Should be: …&iconic_taxa=Plantae

This query returns 500 results per page of the 44083 total results (30,627 on the checklist!?) you would need to request each of the 89 pages.

1 Like

Oops, well, it should only be pulling plants but I forgot to mention that it only pulls 500 species per query so you’ll have to reiterate the query over multiple pages to get the full list which can be done in RStudio or similar.

1 Like

Not sure what your intended use case is, but just a heads-up – the standard place checklists in iNaturalist are not guaranteed to be comprehensive for any taxonomic group. They reflect the taxa of RG observations that have occurred within the place (at least while auto-listing functionality remains in place – see Phase 4 of https://www.inaturalist.org/blog/43337-upcoming-changes-to-lists), plus any manual list curation done by community members or staff (e.g., California). I may be wrong, but I doubt anyone has tried to curate the North America checklist to be complete.

2 Likes

It’s fine if it’s not complete, I am not going to be using iNat to determine which plants do or don’t occur in North America, to that end I’m using other sources like USDA and BONAP. I mainly want to link the records up with iNat so that people can reach the iNat taxon page in one click from the bplant page, and I want to minimize the amount of manual lookups I need to do to do this, so I think this is going to be sufficient!

The issue is that I don’t have a list that seems to be working at all. I.e. everything I’ve tried either doesn’t get generated, or contains things I don’t want, like animals.

So, I managed to get the data from GBIF and it doesn’t help me because it doesn’t include the Taxa ID from iNaturalist. It has a ton of fields but none of them correspond to the necessary key, which is part of the local URL on iNat.

For example, here is the URL for Quercus rubra:

https://www.inaturalist.org/taxa/49005-Quercus-rubra

Note the ID “49005”. That’s what I need, because it’s necessary to generate a URL to link to iNat from another website. I pretty much only need a list of those and the scientific names, because that’s sufficient to generate the URL, and iNat autocorrects if the scientific name is wrong, I only need the names to link them up with my own records.

The GBIF data has a ton of different ID’s, and I don’t know what any of them refer to to be honest, but none of them are this iNat taxon ID, so that data is unfortunately not able to do what I need it to.

Thanks! Fidgeting with this corrected version of what @whimbrelbirder came up with, I was able to get it working!
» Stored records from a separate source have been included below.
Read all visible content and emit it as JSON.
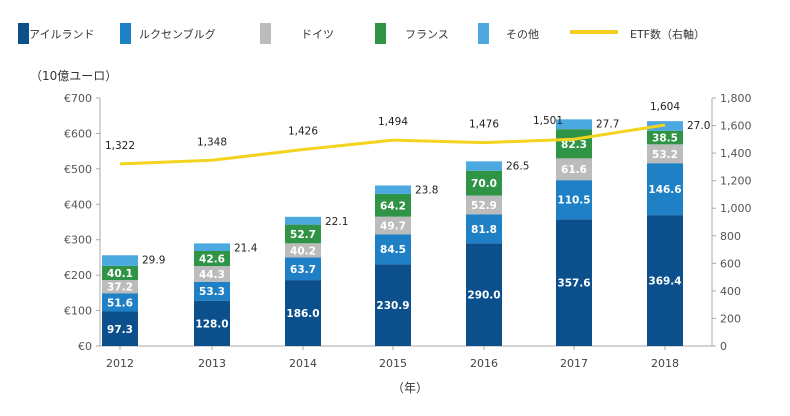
{
  "chart_data": {
    "type": "bar",
    "stacked": true,
    "categories": [
      "2012",
      "2013",
      "2014",
      "2015",
      "2016",
      "2017",
      "2018"
    ],
    "series": [
      {
        "name": "アイルランド",
        "color": "#0b4f8d",
        "values": [
          97.3,
          128.0,
          186.0,
          230.9,
          290.0,
          357.6,
          369.4
        ]
      },
      {
        "name": "ルクセンブルグ",
        "color": "#2080c6",
        "values": [
          51.6,
          53.3,
          63.7,
          84.5,
          81.8,
          110.5,
          146.6
        ]
      },
      {
        "name": "ドイツ",
        "color": "#bcbcbc",
        "values": [
          37.2,
          44.3,
          40.2,
          49.7,
          52.9,
          61.6,
          53.2
        ]
      },
      {
        "name": "フランス",
        "color": "#2f9445",
        "values": [
          40.1,
          42.6,
          52.7,
          64.2,
          70.0,
          82.3,
          38.5
        ]
      },
      {
        "name": "その他",
        "color": "#4ca9e0",
        "values": [
          29.9,
          21.4,
          22.1,
          23.8,
          26.5,
          27.7,
          27.0
        ]
      }
    ],
    "line_series": {
      "name": "ETF数（右軸）",
      "color": "#f3d320",
      "values": [
        1322,
        1348,
        1426,
        1494,
        1476,
        1501,
        1604
      ],
      "labels": [
        "1,322",
        "1,348",
        "1,426",
        "1,494",
        "1,476",
        "1,501",
        "1,604"
      ]
    },
    "ylabel": "（10億ユーロ）",
    "xlabel": "（年）",
    "ylim": [
      0,
      700
    ],
    "y_ticks": [
      "€0",
      "€100",
      "€200",
      "€300",
      "€400",
      "€500",
      "€600",
      "€700"
    ],
    "y2lim": [
      0,
      1800
    ],
    "y2_ticks": [
      "0",
      "200",
      "400",
      "600",
      "800",
      "1,000",
      "1,200",
      "1,400",
      "1,600",
      "1,800"
    ],
    "grid": false,
    "legend_placement": "top"
  }
}
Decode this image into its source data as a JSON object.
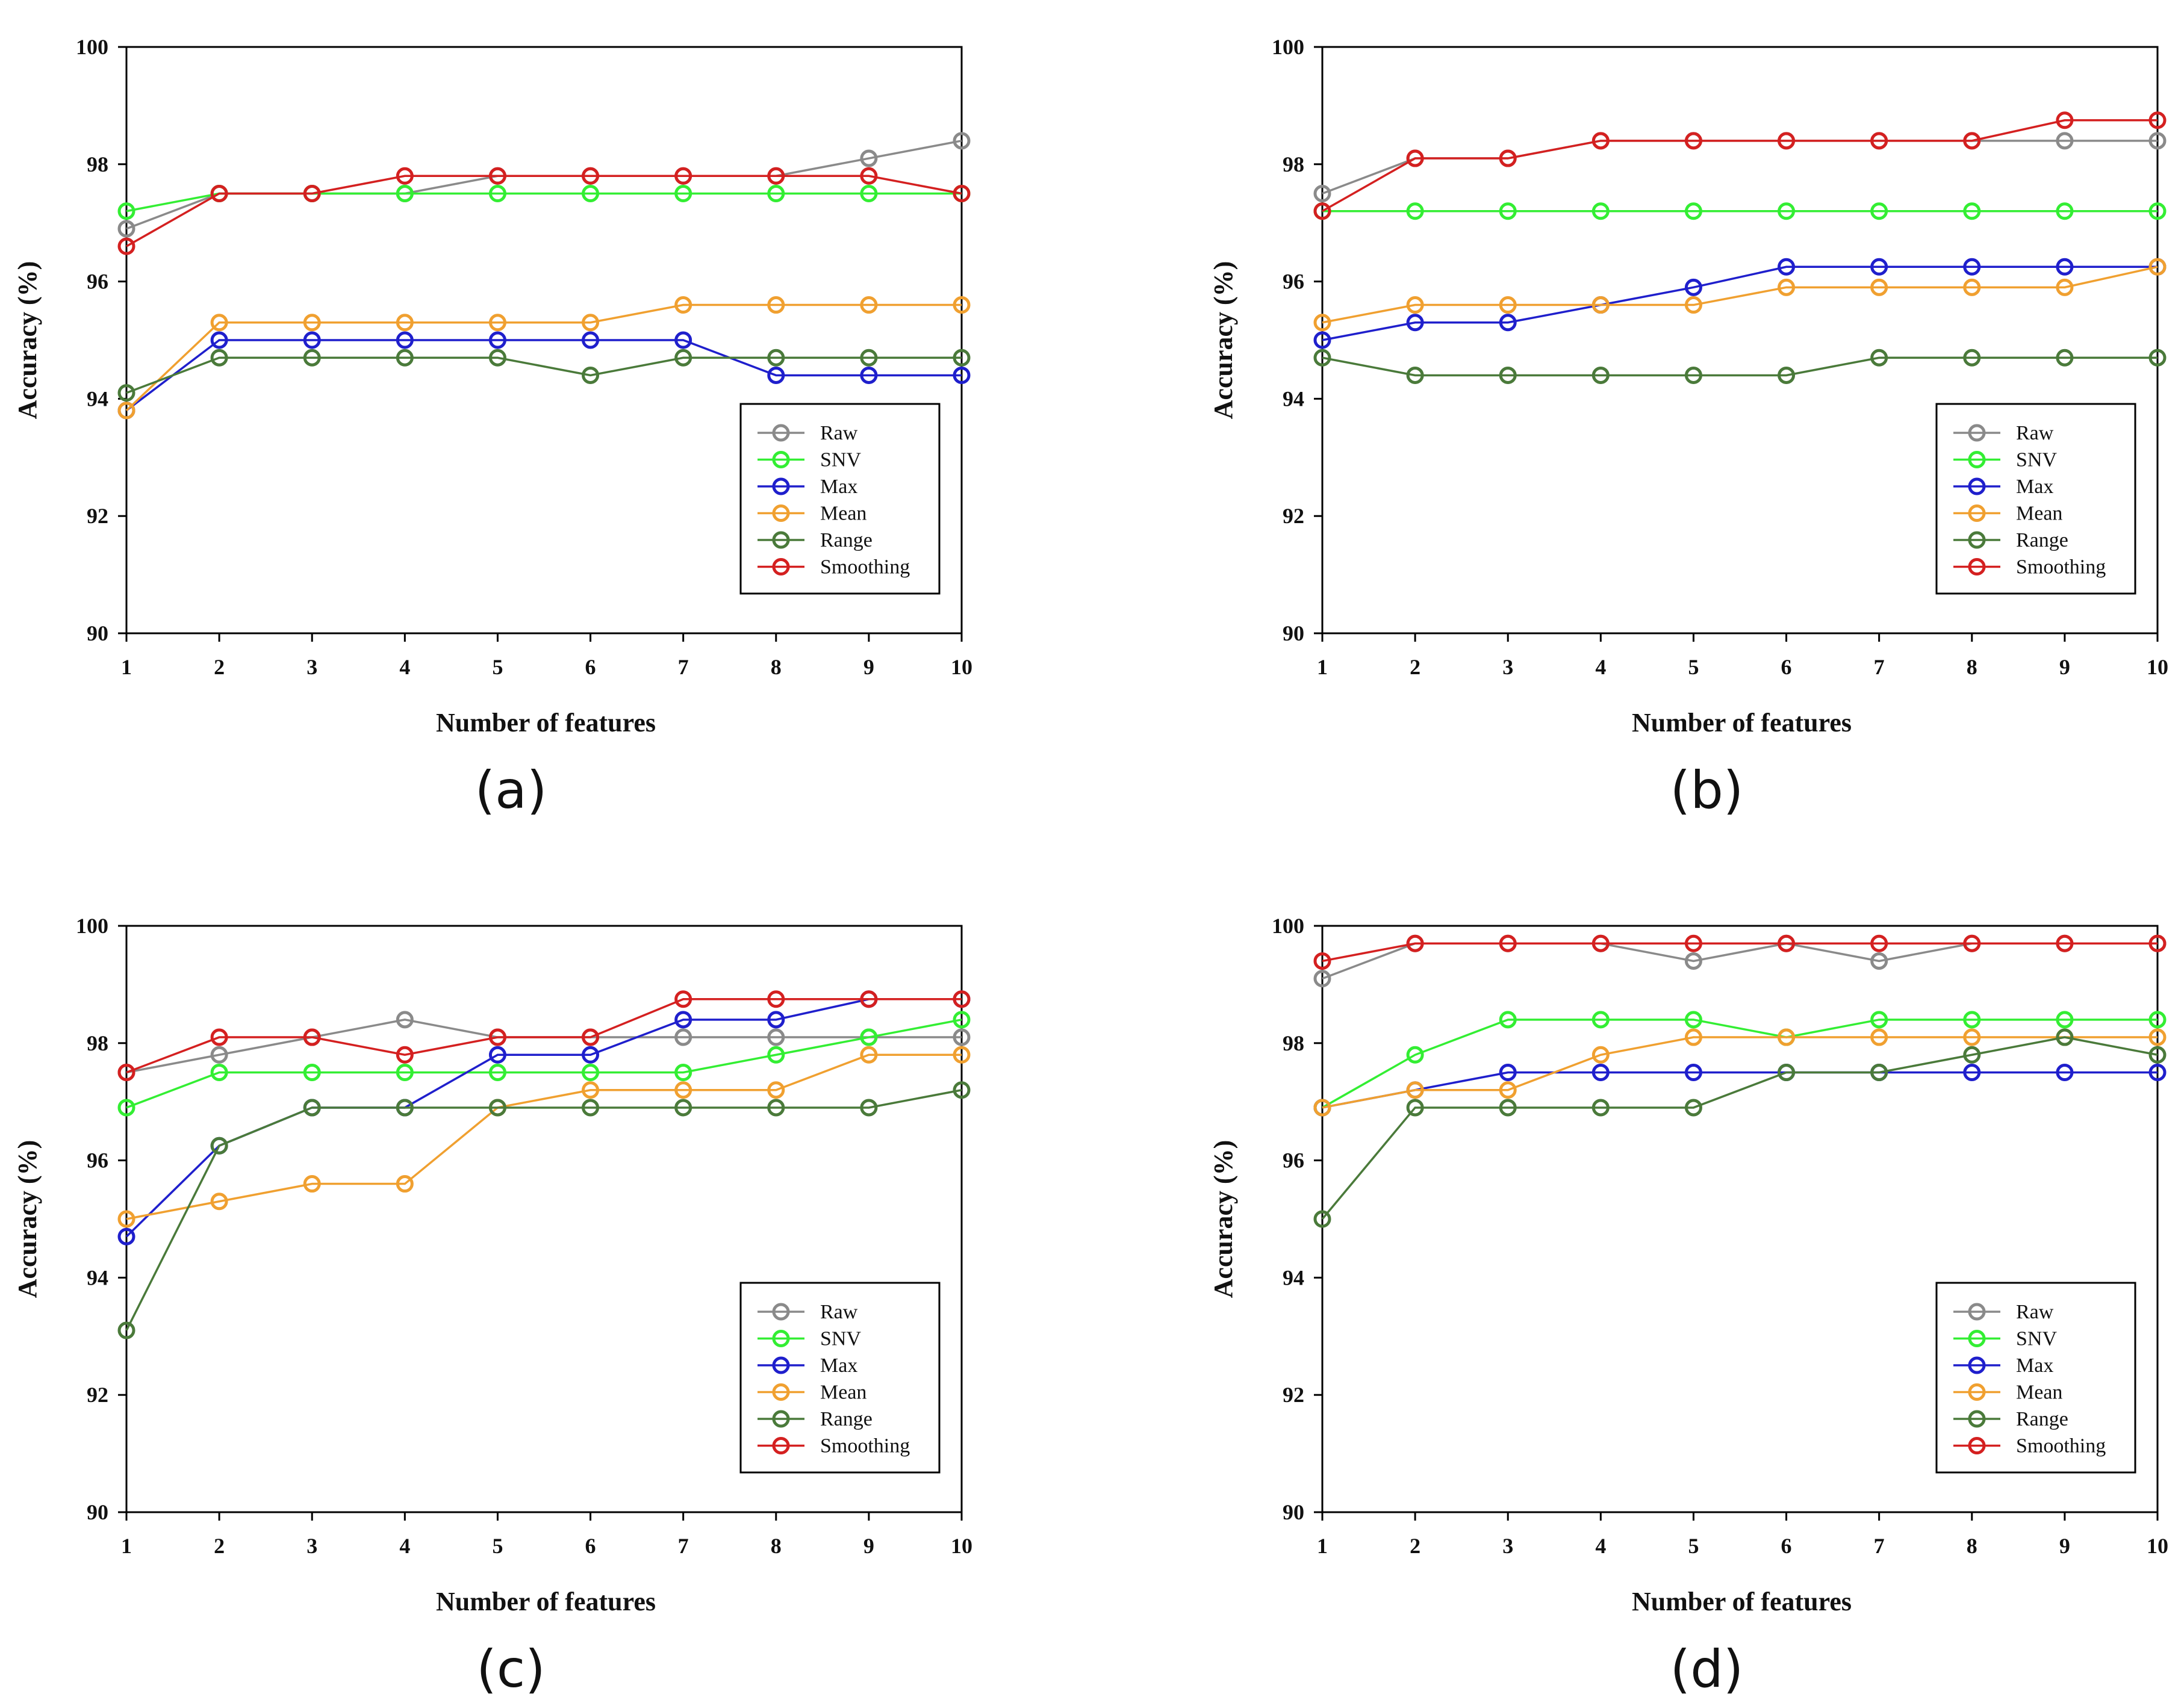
{
  "x_ticks": [
    1,
    2,
    3,
    4,
    5,
    6,
    7,
    8,
    9,
    10
  ],
  "y_ticks": [
    90,
    92,
    94,
    96,
    98,
    100
  ],
  "series_colors": {
    "Raw": "#8a8a8a",
    "SNV": "#33ee33",
    "Max": "#1f1fcc",
    "Mean": "#f0a030",
    "Range": "#4a7a3a",
    "Smoothing": "#d42020"
  },
  "chart_data": [
    {
      "panel": "(a)",
      "type": "line",
      "xlabel": "Number of features",
      "ylabel": "Accuracy (%)",
      "xlim": [
        1,
        10
      ],
      "ylim": [
        90,
        100
      ],
      "x": [
        1,
        2,
        3,
        4,
        5,
        6,
        7,
        8,
        9,
        10
      ],
      "legend_position": "lower-right",
      "series": [
        {
          "name": "Raw",
          "values": [
            96.9,
            97.5,
            97.5,
            97.5,
            97.8,
            97.8,
            97.8,
            97.8,
            98.1,
            98.4
          ]
        },
        {
          "name": "SNV",
          "values": [
            97.2,
            97.5,
            97.5,
            97.5,
            97.5,
            97.5,
            97.5,
            97.5,
            97.5,
            97.5
          ]
        },
        {
          "name": "Max",
          "values": [
            93.8,
            95.0,
            95.0,
            95.0,
            95.0,
            95.0,
            95.0,
            94.4,
            94.4,
            94.4
          ]
        },
        {
          "name": "Mean",
          "values": [
            93.8,
            95.3,
            95.3,
            95.3,
            95.3,
            95.3,
            95.6,
            95.6,
            95.6,
            95.6
          ]
        },
        {
          "name": "Range",
          "values": [
            94.1,
            94.7,
            94.7,
            94.7,
            94.7,
            94.4,
            94.7,
            94.7,
            94.7,
            94.7
          ]
        },
        {
          "name": "Smoothing",
          "values": [
            96.6,
            97.5,
            97.5,
            97.8,
            97.8,
            97.8,
            97.8,
            97.8,
            97.8,
            97.5
          ]
        }
      ]
    },
    {
      "panel": "(b)",
      "type": "line",
      "xlabel": "Number of features",
      "ylabel": "Accuracy (%)",
      "xlim": [
        1,
        10
      ],
      "ylim": [
        90,
        100
      ],
      "x": [
        1,
        2,
        3,
        4,
        5,
        6,
        7,
        8,
        9,
        10
      ],
      "legend_position": "lower-right",
      "series": [
        {
          "name": "Raw",
          "values": [
            97.5,
            98.1,
            98.1,
            98.4,
            98.4,
            98.4,
            98.4,
            98.4,
            98.4,
            98.4
          ]
        },
        {
          "name": "SNV",
          "values": [
            97.2,
            97.2,
            97.2,
            97.2,
            97.2,
            97.2,
            97.2,
            97.2,
            97.2,
            97.2
          ]
        },
        {
          "name": "Max",
          "values": [
            95.0,
            95.3,
            95.3,
            95.6,
            95.9,
            96.25,
            96.25,
            96.25,
            96.25,
            96.25
          ]
        },
        {
          "name": "Mean",
          "values": [
            95.3,
            95.6,
            95.6,
            95.6,
            95.6,
            95.9,
            95.9,
            95.9,
            95.9,
            96.25
          ]
        },
        {
          "name": "Range",
          "values": [
            94.7,
            94.4,
            94.4,
            94.4,
            94.4,
            94.4,
            94.7,
            94.7,
            94.7,
            94.7
          ]
        },
        {
          "name": "Smoothing",
          "values": [
            97.2,
            98.1,
            98.1,
            98.4,
            98.4,
            98.4,
            98.4,
            98.4,
            98.75,
            98.75
          ]
        }
      ]
    },
    {
      "panel": "(c)",
      "type": "line",
      "xlabel": "Number of features",
      "ylabel": "Accuracy (%)",
      "xlim": [
        1,
        10
      ],
      "ylim": [
        90,
        100
      ],
      "x": [
        1,
        2,
        3,
        4,
        5,
        6,
        7,
        8,
        9,
        10
      ],
      "legend_position": "lower-right",
      "series": [
        {
          "name": "Raw",
          "values": [
            97.5,
            97.8,
            98.1,
            98.4,
            98.1,
            98.1,
            98.1,
            98.1,
            98.1,
            98.1
          ]
        },
        {
          "name": "SNV",
          "values": [
            96.9,
            97.5,
            97.5,
            97.5,
            97.5,
            97.5,
            97.5,
            97.8,
            98.1,
            98.4
          ]
        },
        {
          "name": "Max",
          "values": [
            94.7,
            96.25,
            96.9,
            96.9,
            97.8,
            97.8,
            98.4,
            98.4,
            98.75,
            98.75
          ]
        },
        {
          "name": "Mean",
          "values": [
            95.0,
            95.3,
            95.6,
            95.6,
            96.9,
            97.2,
            97.2,
            97.2,
            97.8,
            97.8
          ]
        },
        {
          "name": "Range",
          "values": [
            93.1,
            96.25,
            96.9,
            96.9,
            96.9,
            96.9,
            96.9,
            96.9,
            96.9,
            97.2
          ]
        },
        {
          "name": "Smoothing",
          "values": [
            97.5,
            98.1,
            98.1,
            97.8,
            98.1,
            98.1,
            98.75,
            98.75,
            98.75,
            98.75
          ]
        }
      ]
    },
    {
      "panel": "(d)",
      "type": "line",
      "xlabel": "Number of features",
      "ylabel": "Accuracy (%)",
      "xlim": [
        1,
        10
      ],
      "ylim": [
        90,
        100
      ],
      "x": [
        1,
        2,
        3,
        4,
        5,
        6,
        7,
        8,
        9,
        10
      ],
      "legend_position": "lower-right",
      "series": [
        {
          "name": "Raw",
          "values": [
            99.1,
            99.7,
            99.7,
            99.7,
            99.4,
            99.7,
            99.4,
            99.7,
            99.7,
            99.7
          ]
        },
        {
          "name": "SNV",
          "values": [
            96.9,
            97.8,
            98.4,
            98.4,
            98.4,
            98.1,
            98.4,
            98.4,
            98.4,
            98.4
          ]
        },
        {
          "name": "Max",
          "values": [
            96.9,
            97.2,
            97.5,
            97.5,
            97.5,
            97.5,
            97.5,
            97.5,
            97.5,
            97.5
          ]
        },
        {
          "name": "Mean",
          "values": [
            96.9,
            97.2,
            97.2,
            97.8,
            98.1,
            98.1,
            98.1,
            98.1,
            98.1,
            98.1
          ]
        },
        {
          "name": "Range",
          "values": [
            95.0,
            96.9,
            96.9,
            96.9,
            96.9,
            97.5,
            97.5,
            97.8,
            98.1,
            97.8
          ]
        },
        {
          "name": "Smoothing",
          "values": [
            99.4,
            99.7,
            99.7,
            99.7,
            99.7,
            99.7,
            99.7,
            99.7,
            99.7,
            99.7
          ]
        }
      ]
    }
  ]
}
And this gets me everything I need in a format I can work with pretty easily, and the number of records is manageable.

Thank you to everyone too, apologies if I’ve seemed cranky through all of this, I am unfortunately in a lot of pain, unrelated to iNaturalist, and it is causing me to be irritable.

I’m really excited about what this is going to facilitate…hopefully it will also help iNat gain some extra traffic and visibility, because it’s going to result in a ton of links to iNat’s site from pages that people are already viewing. iNat already represents a really valuable resource that I think more people would benefit from consulting!